A little over a year ago, we wondered aloud why the Lexus GS 350 – a car that’s delightfully comfortable and composed – sells in such small numbers in Canada. Then we pitted it against the hottest new mid-level luxury sedan in the land: Cadillac’s excellent CTS sedan and wondered even more. After hard-fought competition, the Lexus emerged bloodied and battered, but victorious due in no small part to the excellent value it represented against the much costlier Caddy.

Sadly, the GS’s sales are even softer so far in 2015 despite our praise last year. The Germans continue to do well with their segment offerings, but now there’s a new contender in the mid-size luxo group: Hyundai’s newest Genesis sedan.

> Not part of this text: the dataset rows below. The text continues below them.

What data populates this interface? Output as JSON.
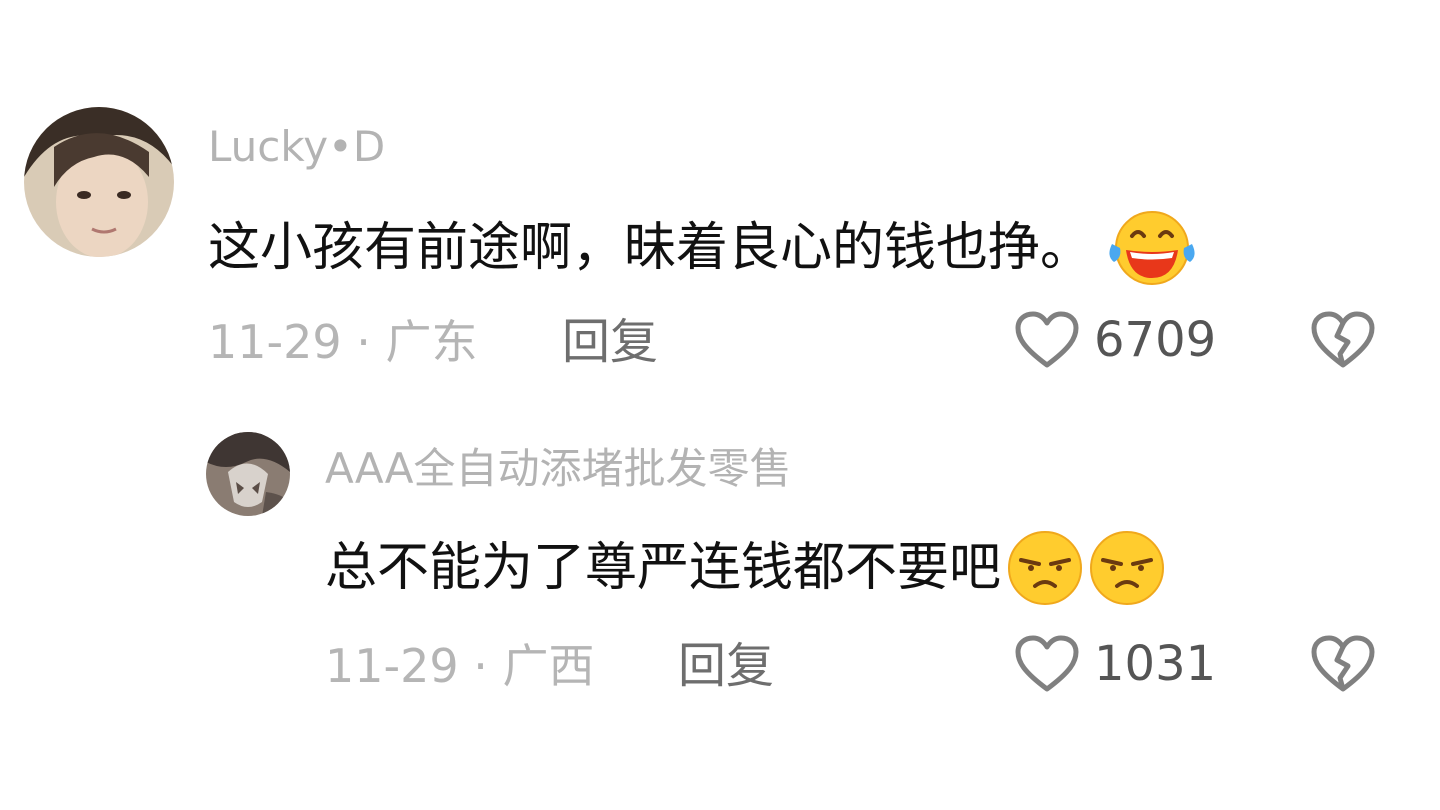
{
  "comments": [
    {
      "username": "Lucky•D",
      "text": "这小孩有前途啊，昧着良心的钱也挣。",
      "emojis": [
        "laughing-tears-emoji"
      ],
      "meta": "11-29 · 广东",
      "reply_label": "回复",
      "like_count": "6709"
    },
    {
      "username": "AAA全自动添堵批发零售",
      "text": "总不能为了尊严连钱都不要吧",
      "emojis": [
        "frowning-emoji",
        "frowning-emoji"
      ],
      "meta": "11-29 · 广西",
      "reply_label": "回复",
      "like_count": "1031"
    }
  ],
  "icons": {
    "like": "heart-outline-icon",
    "dislike": "broken-heart-icon"
  },
  "colors": {
    "username": "#b3b3b3",
    "text": "#111111",
    "meta": "#b5b5b5",
    "reply": "#6e6e6e",
    "icon": "#808080"
  }
}
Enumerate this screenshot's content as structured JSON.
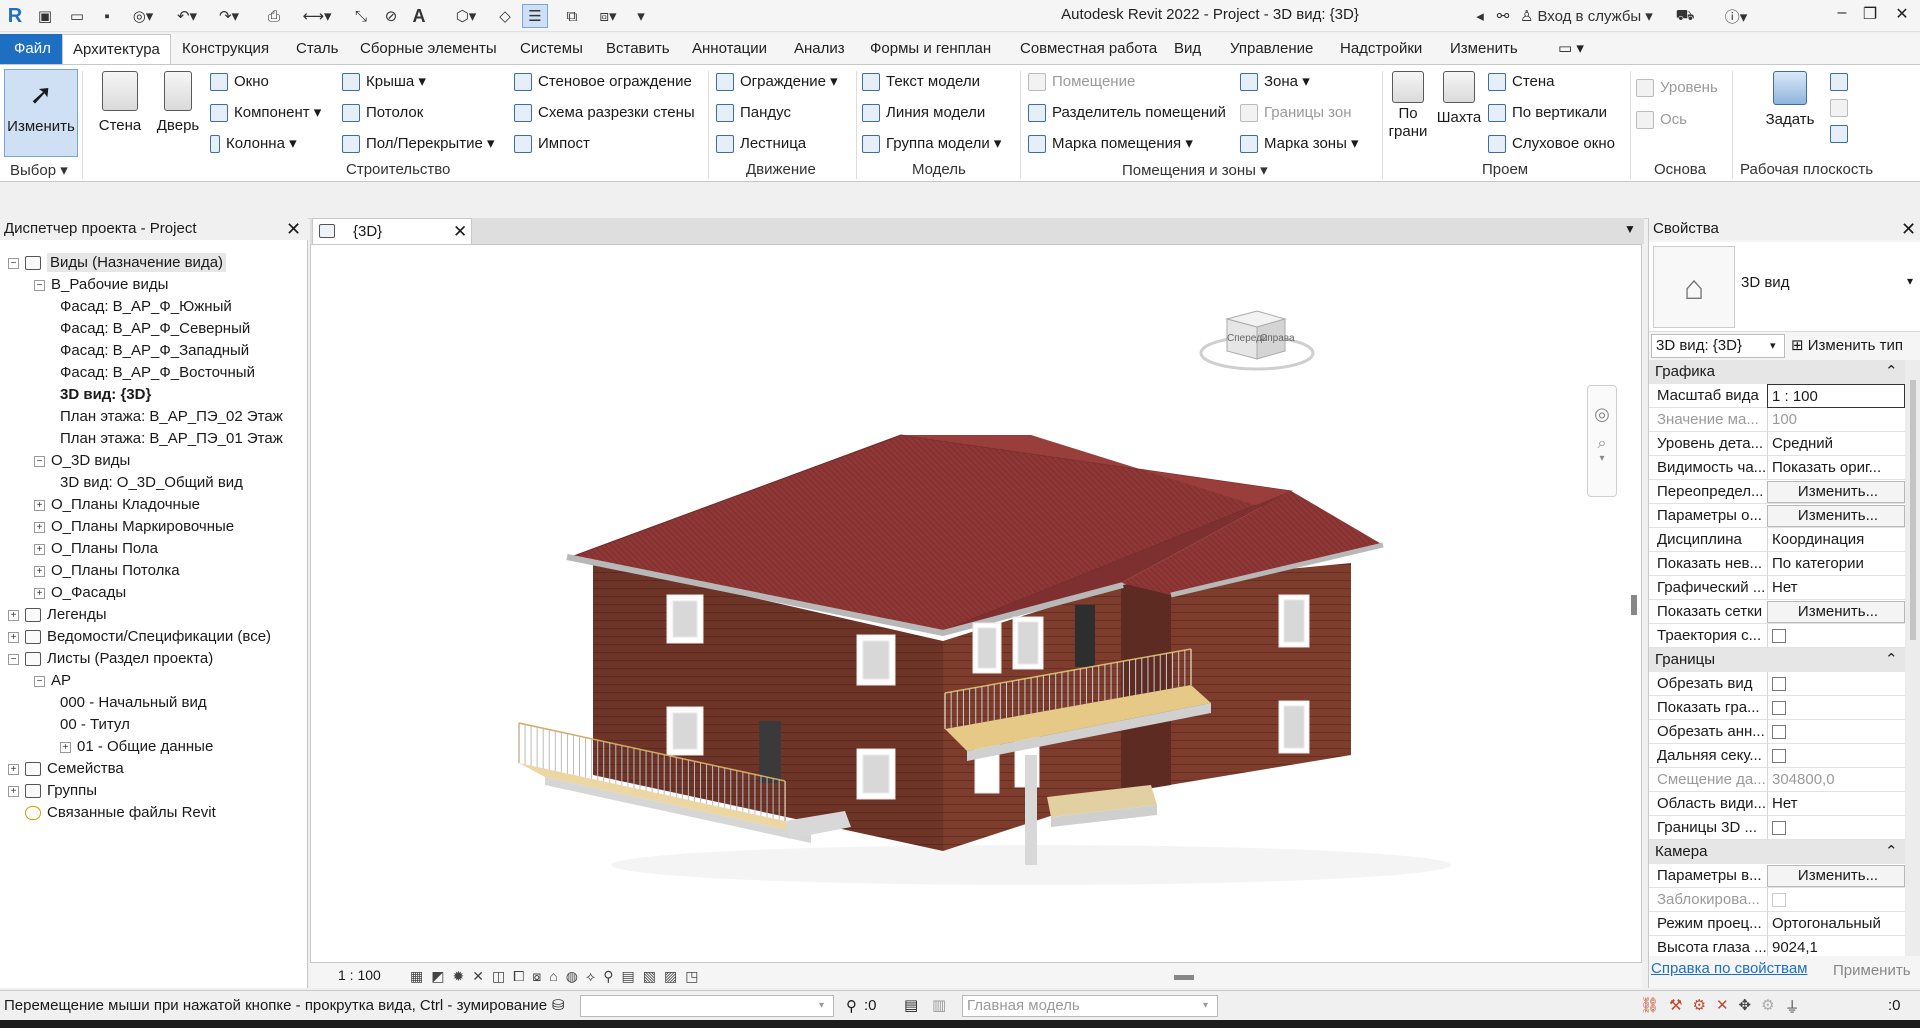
{
  "app": {
    "title": "Autodesk Revit 2022 - Project - 3D вид: {3D}",
    "sign_in": "Вход в службы",
    "accent": "#1e6fc2"
  },
  "menu": {
    "file": "Файл",
    "tabs": [
      "Архитектура",
      "Конструкция",
      "Сталь",
      "Сборные элементы",
      "Системы",
      "Вставить",
      "Аннотации",
      "Анализ",
      "Формы и генплан",
      "Совместная работа",
      "Вид",
      "Управление",
      "Надстройки",
      "Изменить"
    ]
  },
  "ribbon": {
    "modify": "Изменить",
    "select": "Выбор",
    "wall": "Стена",
    "door": "Дверь",
    "window": "Окно",
    "component": "Компонент",
    "column": "Колонна",
    "roof": "Крыша",
    "ceiling": "Потолок",
    "floor": "Пол/Перекрытие",
    "curtain_system": "Стеновое ограждение",
    "curtain_grid": "Схема разрезки стены",
    "mullion": "Импост",
    "build_label": "Строительство",
    "railing": "Ограждение",
    "ramp": "Пандус",
    "stair": "Лестница",
    "circulation_label": "Движение",
    "model_text": "Текст модели",
    "model_line": "Линия модели",
    "model_group": "Группа модели",
    "model_label": "Модель",
    "room": "Помещение",
    "room_separator": "Разделитель помещений",
    "room_tag": "Марка помещения",
    "area": "Зона",
    "area_boundary": "Границы зон",
    "area_tag": "Марка зоны",
    "room_area_label": "Помещения и зоны",
    "by_face": "По\nграни",
    "by_face_1": "По",
    "by_face_2": "грани",
    "shaft": "Шахта",
    "opening_wall": "Стена",
    "vertical": "По вертикали",
    "dormer": "Слуховое окно",
    "opening_label": "Проем",
    "level": "Уровень",
    "grid": "Ось",
    "datum_label": "Основа",
    "set": "Задать",
    "workplane_label": "Рабочая плоскость"
  },
  "browser": {
    "title": "Диспетчер проекта - Project",
    "items": [
      {
        "label": "Виды (Назначение вида)",
        "toggle": "−"
      },
      {
        "label": "В_Рабочие виды",
        "toggle": "−"
      },
      {
        "label": "Фасад: В_АР_Ф_Южный"
      },
      {
        "label": "Фасад: В_АР_Ф_Северный"
      },
      {
        "label": "Фасад: В_АР_Ф_Западный"
      },
      {
        "label": "Фасад: В_АР_Ф_Восточный"
      },
      {
        "label": "3D вид: {3D}"
      },
      {
        "label": "План этажа: В_АР_ПЭ_02 Этаж"
      },
      {
        "label": "План этажа: В_АР_ПЭ_01 Этаж"
      },
      {
        "label": "О_3D виды",
        "toggle": "−"
      },
      {
        "label": "3D вид: О_3D_Общий вид"
      },
      {
        "label": "О_Планы Кладочные",
        "toggle": "+"
      },
      {
        "label": "О_Планы Маркировочные",
        "toggle": "+"
      },
      {
        "label": "О_Планы Пола",
        "toggle": "+"
      },
      {
        "label": "О_Планы Потолка",
        "toggle": "+"
      },
      {
        "label": "О_Фасады",
        "toggle": "+"
      },
      {
        "label": "Легенды",
        "toggle": "+"
      },
      {
        "label": "Ведомости/Спецификации (все)",
        "toggle": "+"
      },
      {
        "label": "Листы (Раздел проекта)",
        "toggle": "−"
      },
      {
        "label": "АР",
        "toggle": "−"
      },
      {
        "label": "000 - Начальный вид"
      },
      {
        "label": "00 - Титул"
      },
      {
        "label": "01 - Общие данные",
        "toggle": "+"
      },
      {
        "label": "Семейства",
        "toggle": "+"
      },
      {
        "label": "Группы",
        "toggle": "+"
      },
      {
        "label": "Связанные файлы Revit"
      }
    ]
  },
  "view": {
    "tab_label": "{3D}",
    "scale": "1 : 100",
    "viewcube_front": "Спереди",
    "viewcube_right": "Справа"
  },
  "properties": {
    "title": "Свойства",
    "type_name": "3D вид",
    "selector": "3D вид: {3D}",
    "edit_type": "Изменить тип",
    "groups": {
      "graphics": "Графика",
      "extents": "Границы",
      "camera": "Камера"
    },
    "graphics_rows": [
      {
        "name": "Масштаб вида",
        "value": "1 : 100"
      },
      {
        "name": "Значение ма...",
        "value": "100",
        "disabled": true
      },
      {
        "name": "Уровень дета...",
        "value": "Средний"
      },
      {
        "name": "Видимость ча...",
        "value": "Показать ориг..."
      },
      {
        "name": "Переопредел...",
        "value": "Изменить...",
        "button": true
      },
      {
        "name": "Параметры о...",
        "value": "Изменить...",
        "button": true
      },
      {
        "name": "Дисциплина",
        "value": "Координация"
      },
      {
        "name": "Показать нев...",
        "value": "По категории"
      },
      {
        "name": "Графический ...",
        "value": "Нет"
      },
      {
        "name": "Показать сетки",
        "value": "Изменить...",
        "button": true
      },
      {
        "name": "Траектория с...",
        "value": "",
        "checkbox": true
      }
    ],
    "extents_rows": [
      {
        "name": "Обрезать вид",
        "value": "",
        "checkbox": true
      },
      {
        "name": "Показать гра...",
        "value": "",
        "checkbox": true
      },
      {
        "name": "Обрезать анн...",
        "value": "",
        "checkbox": true
      },
      {
        "name": "Дальняя секу...",
        "value": "",
        "checkbox": true
      },
      {
        "name": "Смещение да...",
        "value": "304800,0",
        "disabled": true
      },
      {
        "name": "Область види...",
        "value": "Нет"
      },
      {
        "name": "Границы 3D ...",
        "value": "",
        "checkbox": true
      }
    ],
    "camera_rows": [
      {
        "name": "Параметры в...",
        "value": "Изменить...",
        "button": true
      },
      {
        "name": "Заблокирова...",
        "value": "",
        "checkbox": true,
        "disabled": true
      },
      {
        "name": "Режим проец...",
        "value": "Ортогональный"
      },
      {
        "name": "Высота глаза ...",
        "value": "9024,1"
      }
    ],
    "help_link": "Справка по свойствам",
    "apply": "Применить"
  },
  "status": {
    "message": "Перемещение мыши при нажатой кнопке - прокрутка вида, Ctrl - зумирование",
    "zero1": ":0",
    "main_model": "Главная модель",
    "filter_count": ":0"
  },
  "colors": {
    "roof": "#8a3432",
    "brick": "#6b3228",
    "railing": "#e8c27a"
  }
}
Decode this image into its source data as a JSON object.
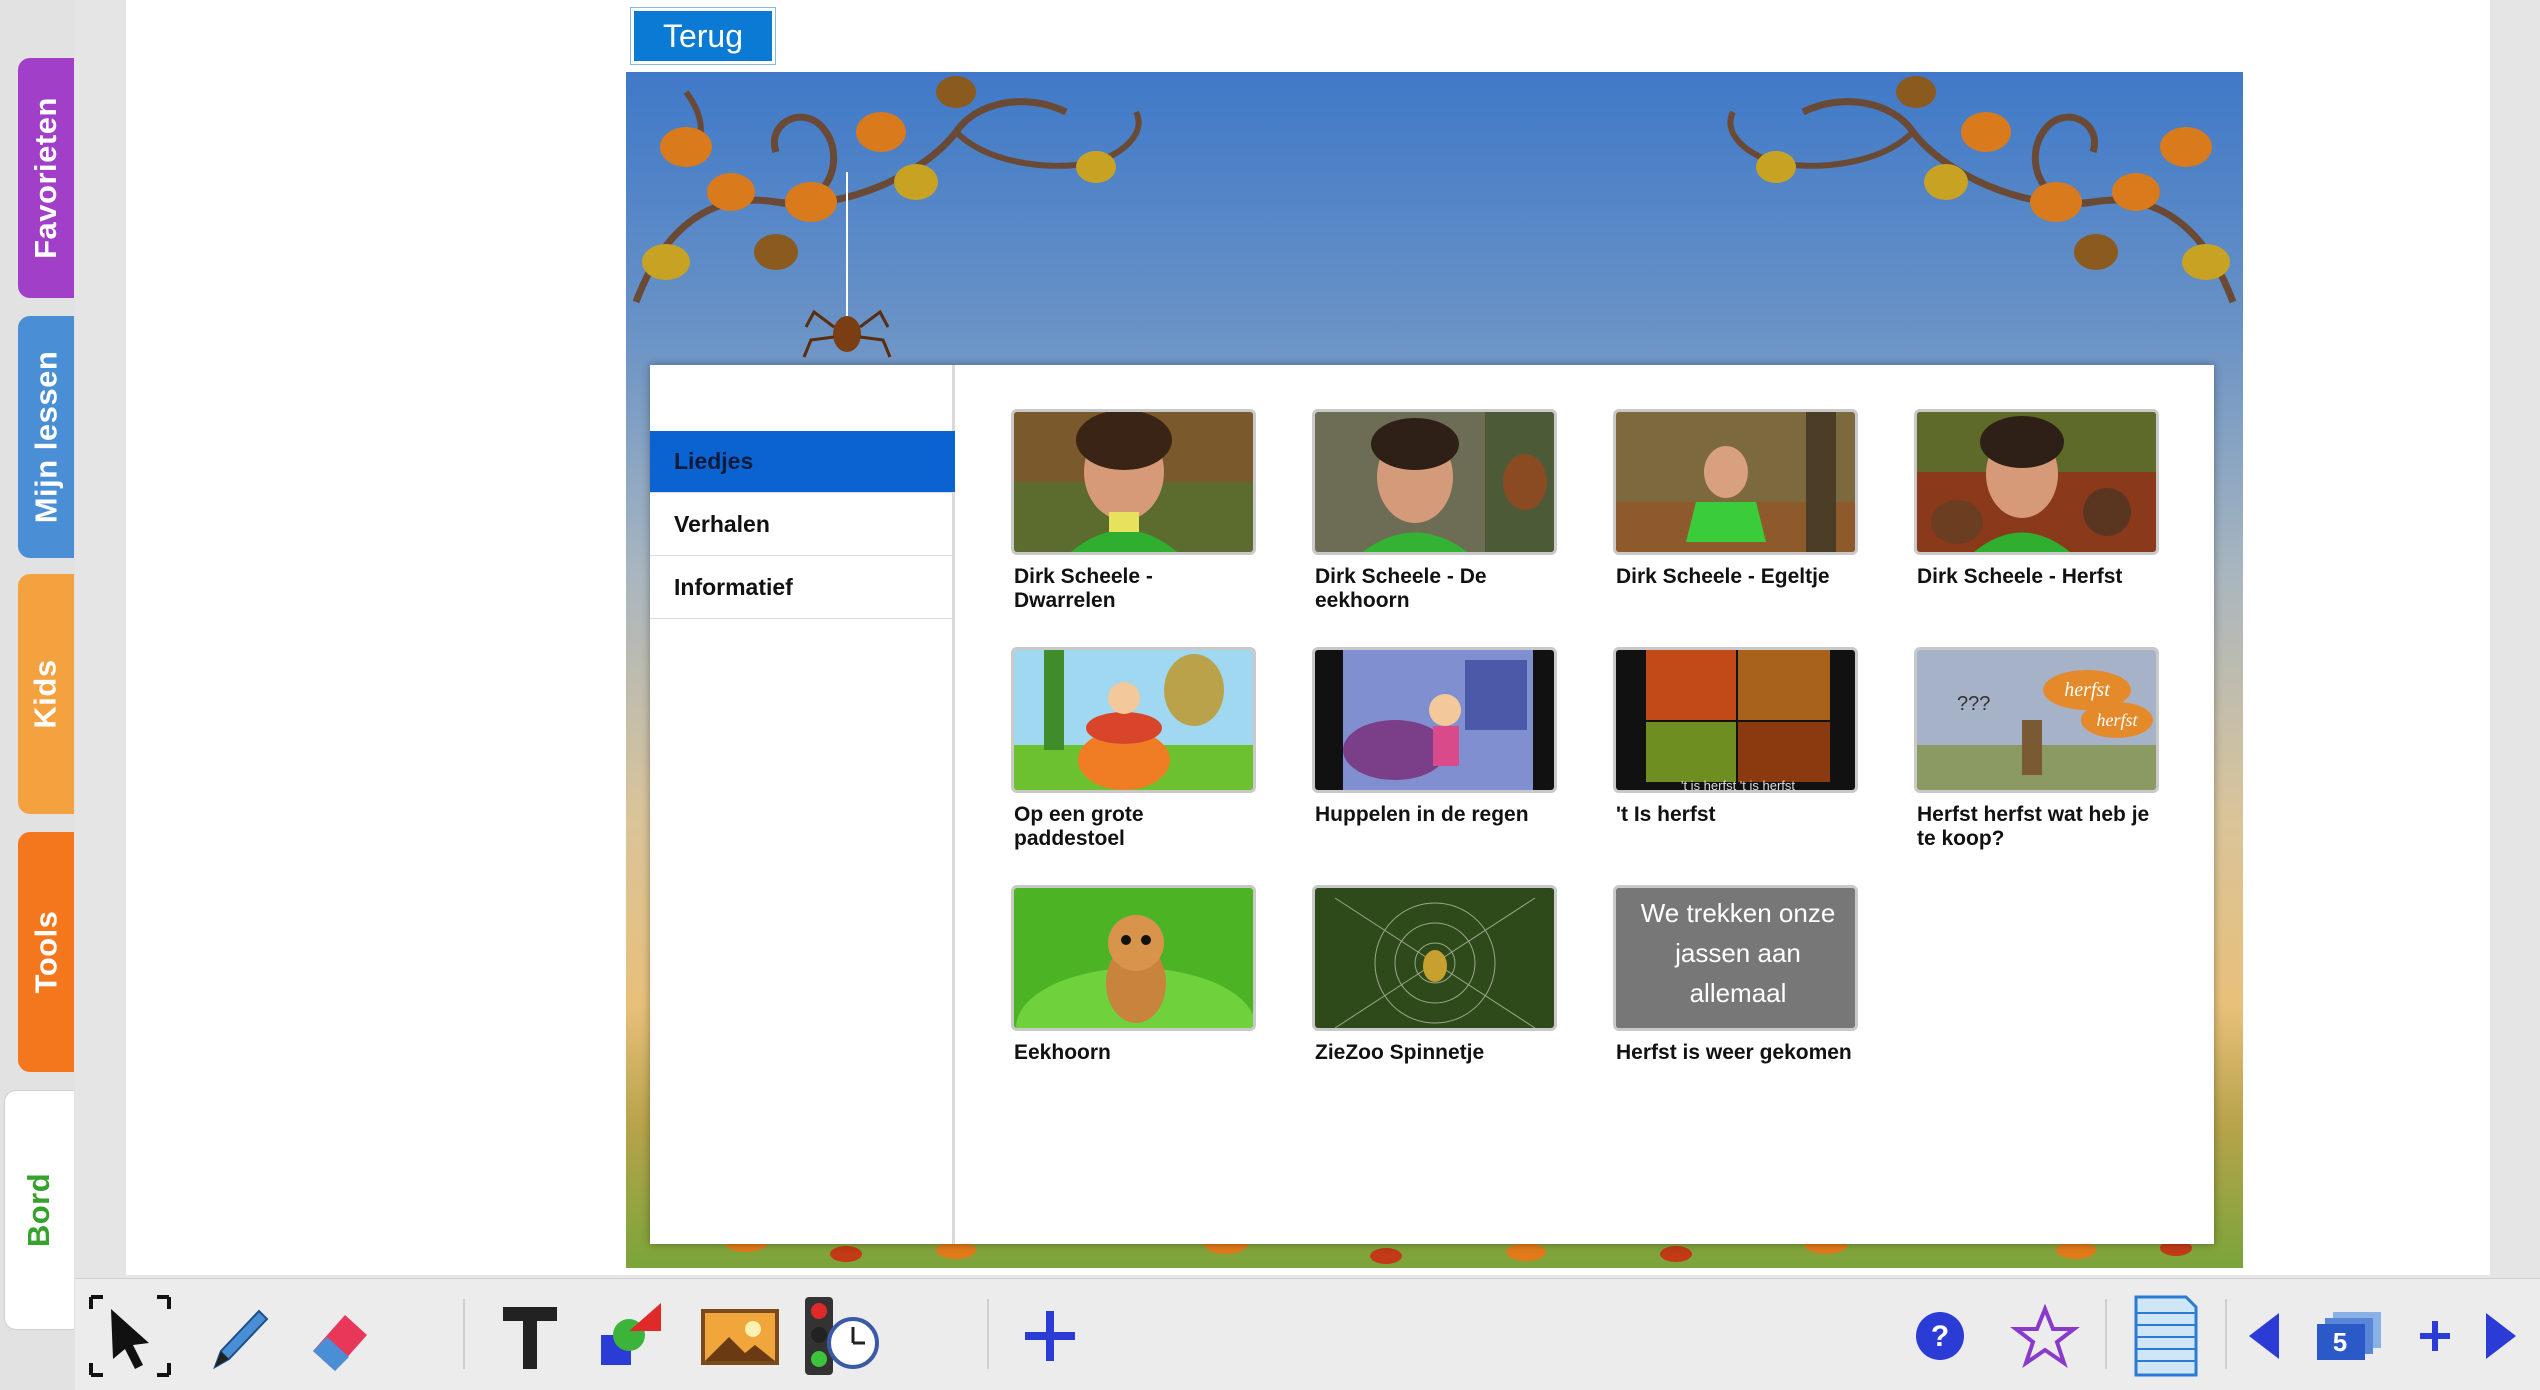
{
  "side_tabs": [
    {
      "label": "Favorieten"
    },
    {
      "label": "Mijn lessen"
    },
    {
      "label": "Kids"
    },
    {
      "label": "Tools"
    },
    {
      "label": "Bord"
    }
  ],
  "back_button": {
    "label": "Terug"
  },
  "categories": [
    {
      "label": "Liedjes",
      "active": true
    },
    {
      "label": "Verhalen",
      "active": false
    },
    {
      "label": "Informatief",
      "active": false
    }
  ],
  "videos": [
    {
      "title": "Dirk Scheele - Dwarrelen"
    },
    {
      "title": "Dirk Scheele - De eekhoorn"
    },
    {
      "title": "Dirk Scheele - Egeltje"
    },
    {
      "title": "Dirk Scheele - Herfst"
    },
    {
      "title": "Op een grote paddestoel"
    },
    {
      "title": "Huppelen in de regen"
    },
    {
      "title": "'t Is herfst"
    },
    {
      "title": "Herfst herfst wat heb je te koop?"
    },
    {
      "title": "Eekhoorn"
    },
    {
      "title": "ZieZoo Spinnetje"
    },
    {
      "title": "Herfst is weer gekomen"
    }
  ],
  "thumb_text": {
    "t_is_herfst": "'t is herfst   't is herfst",
    "herfst_1": "herfst",
    "herfst_2": "herfst",
    "question_marks": "???",
    "jassen_line1": "We trekken onze",
    "jassen_line2": "jassen aan",
    "jassen_line3": "allemaal"
  },
  "toolbar": {
    "page_number": "5",
    "icons": [
      "select-arrow-icon",
      "pen-icon",
      "eraser-icon",
      "text-icon",
      "shapes-icon",
      "image-icon",
      "traffic-light-timer-icon",
      "add-icon",
      "help-icon",
      "star-icon",
      "page-list-icon",
      "previous-page-icon",
      "pages-icon",
      "add-page-icon",
      "next-page-icon"
    ]
  },
  "colors": {
    "accent_blue": "#0b63d2",
    "tab_favorieten": "#a23fc9",
    "tab_mijn_lessen": "#4a8fd6",
    "tab_kids": "#f4a23f",
    "tab_tools": "#f5771d",
    "tab_bord_text": "#35a22b"
  }
}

And let’s just cut to the chase: it’s an outstanding effort. Polished and honed over last year’s already very good version, the new Genesis seems to prove that the Koreans have Lexus in their crosshairs and they aim to show no mercy in squeezing the life out of the remaining GS sales.

With such a serious new presentation from Hyundai, we couldn’t ignore comparing last year’s favourite against this upstart to see if our Lexus love continues to burn as hotly as it did last year.


The GS 350 AWD that Lexus supplied us for our last comparison test was a luxury trim car finished in a bluey-green hue that was nicely applied but a colour that didn’t really help its overall appearance much. This year, our GS is an F Sport trim car with handsome dark grey 19-inch wheels and wearing a sublime Atomic Silver paint job that is stunningly liquid in its appearance. The F Sport grille and subtle rear spoiler set the Lexus up as the sporty choice of our duo, and it’s a striking machine, no doubt about it.

But the GS was the first foray for Lexus into its current family look, led by the “Spindle Grille” and now only three years in it’s starting to appear a little tired. The profile and rear still look great, but the front end is overdone with scoops and slashes in an attempt at visual aggression. It simply ends up looking like a caricature of a sport sedan rather than the real deal and it is unlikely this look will age as well as the competitors over time.

More on Autos.ca: Test Drive: 2015 Hyundai Genesis 5.0 Ultimate

A decade from now, Hyundai’s new Genesis will still be unmistakable as a luxury car. It is long, low and wide with an imposing grille the likes of which is found on all the big power-player luxury cars. And while the cleanly styled posterior and profile are striking, it’s the Hyundai’s front end that looks best to our eye. The slick LED light treatment and winged Genesis badge on the nose will even have the neighbours forgetting that this car is sold on the same showroom floor as a $10,000 Accent.